L’Église ne recevra plus de terrains en propriété gratuite : un tournant adopté par le Parlement arménien

Par Ani Paitjan
L’Assemblée nationale arménienne a adopté, le 25 mars en deuxième lecture, une réforme qui marque une inflexion notable dans les relations entre l’État et l’Église apostolique arménienne. Désormais, les terrains publics ne pourront plus être cédés à l’Église en pleine propriété à titre gratuit. Ils seront uniquement mis à disposition sous forme de droit d’usage gratuit.
Le gouvernement insiste toutefois sur un point : cette nouvelle règle ne s’appliquera pas de manière rétroactive. Les parcelles déjà attribuées à l’Église conserveront leur statut actuel, évitant ainsi toute remise en cause juridique des biens existants.
Jusqu’ici, la législation permettait à l’État et aux collectivités locales de transférer gratuitement la propriété de terrains à l’Église pour la construction d’édifices religieux ou pour l’entretien d’infrastructures ecclésiastiques. Cette pratique s’inscrivait dans un cadre historique particulier : celui du rôle central de l’Église apostolique dans l’identité nationale arménienne, reconnue officiellement par la Constitution comme « Église nationale ».
La réforme introduit un changement de logique. Les terrains continueront d’être attribués sans contrepartie financière, mais uniquement sous forme d’usage — un statut qui laisse la propriété à l’État ou aux collectivités. Selon le ministère de l’Administration territoriale et des Infrastructures, à l’origine du projet, l’objectif est d’optimiser la gestion des ressources foncières et d’éviter leur aliénation définitive.
Au-delà de la dimension technique, cette décision s’inscrit dans un climat politique tendu entre les autorités et le sommet de l’Église. Depuis plus de six mois, le Premier ministre Nikol Pachinian et plusieurs membres de son équipe appellent ouvertement à la démission du Catholicos Garéguine II, chef de l’Église apostolique arménienne, accusé implicitement de ne pas répondre aux attentes d’une société en mutation après les crises récentes.
Ces tensions ne sont pas apparues du jour au lendemain. Depuis la révolution de 2018, les relations entre le pouvoir exécutif et l’Église oscillent entre coopération prudente et méfiance croissante. L’Église, institution profondément enracinée dans la société arménienne, conserve une forte autorité morale, notamment auprès des générations plus âgées et dans les régions. À l’inverse, le gouvernement issu de la révolution cherche à moderniser les institutions et à redéfinir les équilibres entre sphère religieuse et pouvoir politique.

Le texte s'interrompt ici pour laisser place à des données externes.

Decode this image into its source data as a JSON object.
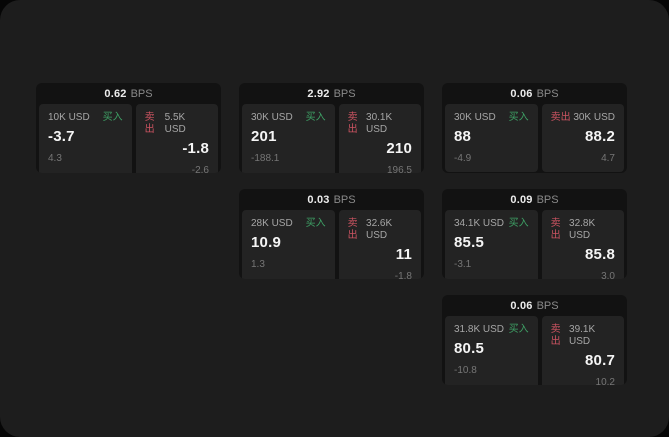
{
  "labels": {
    "bps_unit": "BPS",
    "buy": "买入",
    "sell": "卖出"
  },
  "colors": {
    "buy_accent": "#3ea065",
    "sell_accent": "#cd5462",
    "page_bg": "#1d1d1d",
    "card_bg": "#121212",
    "panel_bg": "#232323"
  },
  "cards": [
    {
      "row": 1,
      "col": 1,
      "bps": "0.62",
      "buy": {
        "size": "10K USD",
        "price": "-3.7",
        "delta": "4.3"
      },
      "sell": {
        "size": "5.5K USD",
        "price": "-1.8",
        "delta": "-2.6"
      }
    },
    {
      "row": 1,
      "col": 2,
      "bps": "2.92",
      "buy": {
        "size": "30K USD",
        "price": "201",
        "delta": "-188.1"
      },
      "sell": {
        "size": "30.1K USD",
        "price": "210",
        "delta": "196.5"
      }
    },
    {
      "row": 1,
      "col": 3,
      "bps": "0.06",
      "buy": {
        "size": "30K USD",
        "price": "88",
        "delta": "-4.9"
      },
      "sell": {
        "size": "30K USD",
        "price": "88.2",
        "delta": "4.7"
      }
    },
    {
      "row": 2,
      "col": 2,
      "bps": "0.03",
      "buy": {
        "size": "28K USD",
        "price": "10.9",
        "delta": "1.3"
      },
      "sell": {
        "size": "32.6K USD",
        "price": "11",
        "delta": "-1.8"
      }
    },
    {
      "row": 2,
      "col": 3,
      "bps": "0.09",
      "buy": {
        "size": "34.1K USD",
        "price": "85.5",
        "delta": "-3.1"
      },
      "sell": {
        "size": "32.8K USD",
        "price": "85.8",
        "delta": "3.0"
      }
    },
    {
      "row": 3,
      "col": 3,
      "bps": "0.06",
      "buy": {
        "size": "31.8K USD",
        "price": "80.5",
        "delta": "-10.8"
      },
      "sell": {
        "size": "39.1K USD",
        "price": "80.7",
        "delta": "10.2"
      }
    }
  ]
}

Le contexte post-guerre de 2020 et les bouleversements liés à l’exode des Arméniens du Haut-Karabakh ont encore accentué ces fractures. Dans cette période de recomposition nationale, la question du rôle de l’Église — à la fois spirituel, social et parfois politique — est revenue au centre du débat public.
Pour certains observateurs, la réforme adoptée pourrait être perçue comme un ajustement administratif nécessaire, visant à aligner la gestion foncière sur des principes de gouvernance plus rationnels. Pour d’autres, elle s’inscrit dans une dynamique plus large de redéfinition des rapports entre l’État et une institution historiquement privilégiée.